NRG option activity raises eyebrows before Exelon bid

CHICAGO | Mon Oct 20, 2008 4:21pm EDT

CHICAGO (Reuters) - Unusual bets that shares of NRG Energy Inc (NRG.N) would rise before Exelon Corp made an unsolicited buyout offer for the independent power producer has raised questions among some option participants on whether the news was leaked ahead of time.

Exelon (EXC.N), the largest nuclear power operator in the United States on Sunday offered to pay $6.2 billion in stock for NRG. Executives from both companies met on September 30, but the meeting was not disclosed until Sunday night. The offer represented a 37 percent premium over NRG's closing price on Friday of $19.33, which was a 6.3 percent gain on the day.

NRG shares on Monday rose 29.33 percent to close at $25 on Monday on the New York Stock Exchange.

NRG's option activity averaged 14,398 contracts per day so far in October. But last week the option volume was heavier than usual on two days with the overwhelming majority on the call side, according to the Options Clearing Corp.

The U.S. Securities and Exchange Commission declined to comment on the unusual option activity.

Part of that volume surge could be related to the monthly expiration of October options, an event that can create more turnover when traders close out positions or roll them out to November, the next front month or later dated months.

The circumstances surrounding the call activity may also reflect speculative bullish bets or plain luck rather than insider trading.

But Jon Najarian, a founder of Web information site optionmonster.com in Chicago, viewed the activity as "strange" even on an expiration week.

"I believe someone got wind of the Exelon bid and got some calls, and/or created some synthetic calls by buying puts and buying stock at the same time to profit from an advance in the stock," he said.

Equity call options allow investors to purchase the company's shares at a predetermined price within a specified time period. A put option conveys the right to sell the stock at a given price and time.

On October 14, 15,622 NRG contracts changed hands with 69 percent on the call side and on Oct 15, volume was 87,076 contracts traded and 98 percent were on the call side, OCC data show.

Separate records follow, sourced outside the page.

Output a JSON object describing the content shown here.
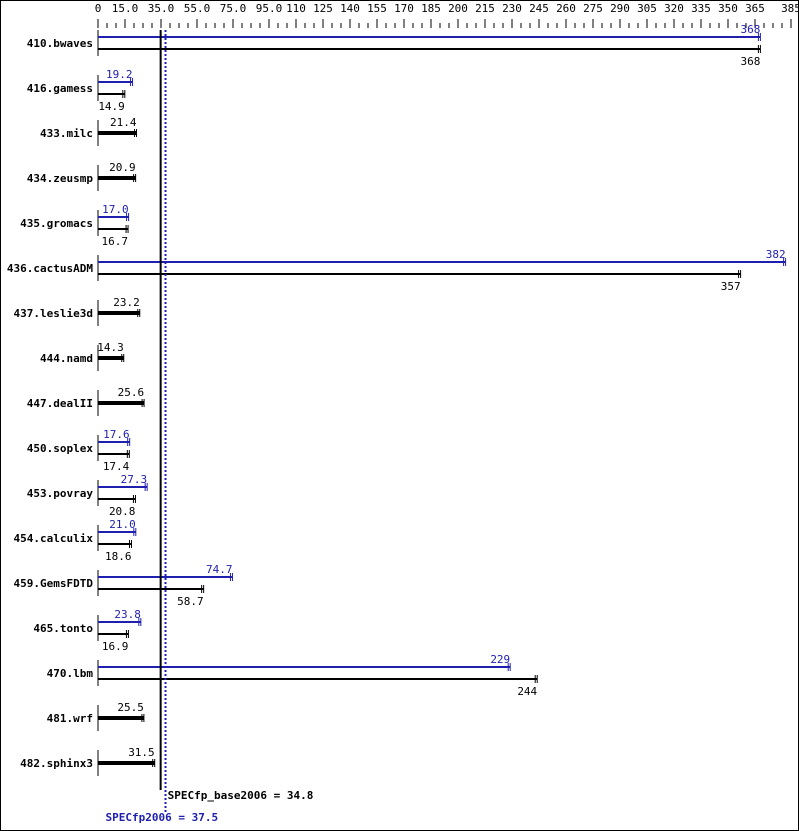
{
  "chart_data": {
    "type": "bar",
    "orientation": "horizontal",
    "xlim": [
      0,
      385
    ],
    "tick_labels": [
      "0",
      "15.0",
      "35.0",
      "55.0",
      "75.0",
      "95.0",
      "110",
      "125",
      "140",
      "155",
      "170",
      "185",
      "200",
      "215",
      "230",
      "245",
      "260",
      "275",
      "290",
      "305",
      "320",
      "335",
      "350",
      "365",
      "385"
    ],
    "tick_values": [
      0,
      15,
      35,
      55,
      75,
      95,
      110,
      125,
      140,
      155,
      170,
      185,
      200,
      215,
      230,
      245,
      260,
      275,
      290,
      305,
      320,
      335,
      350,
      365,
      385
    ],
    "minor_tick_step": 5,
    "colors": {
      "peak": "#2020b0",
      "base": "#000000"
    },
    "categories": [
      "410.bwaves",
      "416.gamess",
      "433.milc",
      "434.zeusmp",
      "435.gromacs",
      "436.cactusADM",
      "437.leslie3d",
      "444.namd",
      "447.dealII",
      "450.soplex",
      "453.povray",
      "454.calculix",
      "459.GemsFDTD",
      "465.tonto",
      "470.lbm",
      "481.wrf",
      "482.sphinx3"
    ],
    "series": [
      {
        "key": "peak",
        "values": [
          368,
          19.2,
          null,
          null,
          17.0,
          382,
          null,
          null,
          null,
          17.6,
          27.3,
          21.0,
          74.7,
          23.8,
          229,
          null,
          null
        ],
        "labels": [
          "368",
          "19.2",
          "",
          "",
          "17.0",
          "382",
          "",
          "",
          "",
          "17.6",
          "27.3",
          "21.0",
          "74.7",
          "23.8",
          "229",
          "",
          ""
        ]
      },
      {
        "key": "base",
        "values": [
          368,
          14.9,
          21.4,
          20.9,
          16.7,
          357,
          23.2,
          14.3,
          25.6,
          17.4,
          20.8,
          18.6,
          58.7,
          16.9,
          244,
          25.5,
          31.5
        ],
        "labels": [
          "368",
          "14.9",
          "21.4",
          "20.9",
          "16.7",
          "357",
          "23.2",
          "14.3",
          "25.6",
          "17.4",
          "20.8",
          "18.6",
          "58.7",
          "16.9",
          "244",
          "25.5",
          "31.5"
        ]
      }
    ],
    "reference_lines": [
      {
        "key": "base",
        "value": 34.8,
        "label": "SPECfp_base2006 = 34.8",
        "style": "solid"
      },
      {
        "key": "peak",
        "value": 37.5,
        "label": "SPECfp2006 = 37.5",
        "style": "dotted"
      }
    ]
  }
}
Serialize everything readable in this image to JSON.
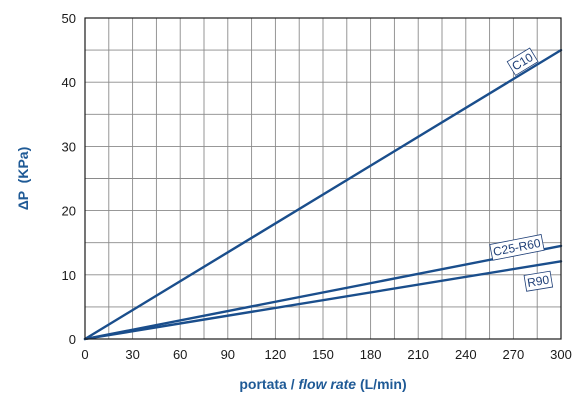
{
  "chart_data": {
    "type": "line",
    "title": "",
    "xlabel_parts": [
      {
        "text": "portata / ",
        "italic": false
      },
      {
        "text": "flow rate",
        "italic": true
      },
      {
        "text": " (L/min)",
        "italic": false
      }
    ],
    "ylabel": "ΔP  (KPa)",
    "xlim": [
      0,
      300
    ],
    "ylim": [
      0,
      50
    ],
    "x_ticks": [
      0,
      30,
      60,
      90,
      120,
      150,
      180,
      210,
      240,
      270,
      300
    ],
    "y_ticks": [
      0,
      10,
      20,
      30,
      40,
      50
    ],
    "x_minor_step": 15,
    "y_minor_step": 5,
    "grid": true,
    "line_color": "#1a4e8c",
    "label_color": "#1f5a96",
    "series": [
      {
        "name": "C10",
        "x": [
          0,
          300
        ],
        "y": [
          0,
          45
        ]
      },
      {
        "name": "C25-R60",
        "x": [
          0,
          300
        ],
        "y": [
          0,
          14.5
        ]
      },
      {
        "name": "R90",
        "x": [
          0,
          300
        ],
        "y": [
          0,
          12.1
        ]
      }
    ]
  }
}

According to Najarian's proprietary computer model, some investors focused on the December $17.50 and November $20 call strikes, the bulk of which were bought during those two days.

Things also started to get interesting two weeks ago when some lucky players appeared to have zoomed in on NRG call options, allowing them to buy what is now a $25 stock for $20 a share.

On Oct 7, it looked like 5,652 November $20 call contracts were bought at $2.35 a contract, said Michael Schwartz, chief options strategist at Oppenheimer & Co Inc in New York.

On that day, NRG shares traded in a range of $20.85 to $17.17 and closed at $17.59.

"This does not pass the smell test and qualifies as a highly unusual trade," Oppenheimer's Schwartz said. "It appears that these out-of-the-money November $20 options were purchased in anticipation of some newsworthy event."

A call option is out-of-the-money if the strike price is greater than the market price of the security and buying these calls gives an investor a chance to profit handsomely if the share price rises.

The November $20 calls traded as high as $6.30 a contract on Monday and are now deep in-the-money. During the afternoon, more than 1,500 contracts traded in the strike price, against existing open interest of 6,421 lots.

Najarian surmised that investors or an investor may have sold stock against these in-the-money calls to reap a profit instead of selling the calls.

Other option participants said the unusual call volume last week and on October 7 did not point to insider trading in the options market, where it is often detected first.

"The biggest trades by far occurred on October 15 but those were calls being sold to close positions involving the December $30 and $35 strikes. The little call buying there was did not look unusual," said Henry Schwartz, president of New York-based Trade Alert, an option analytical firm.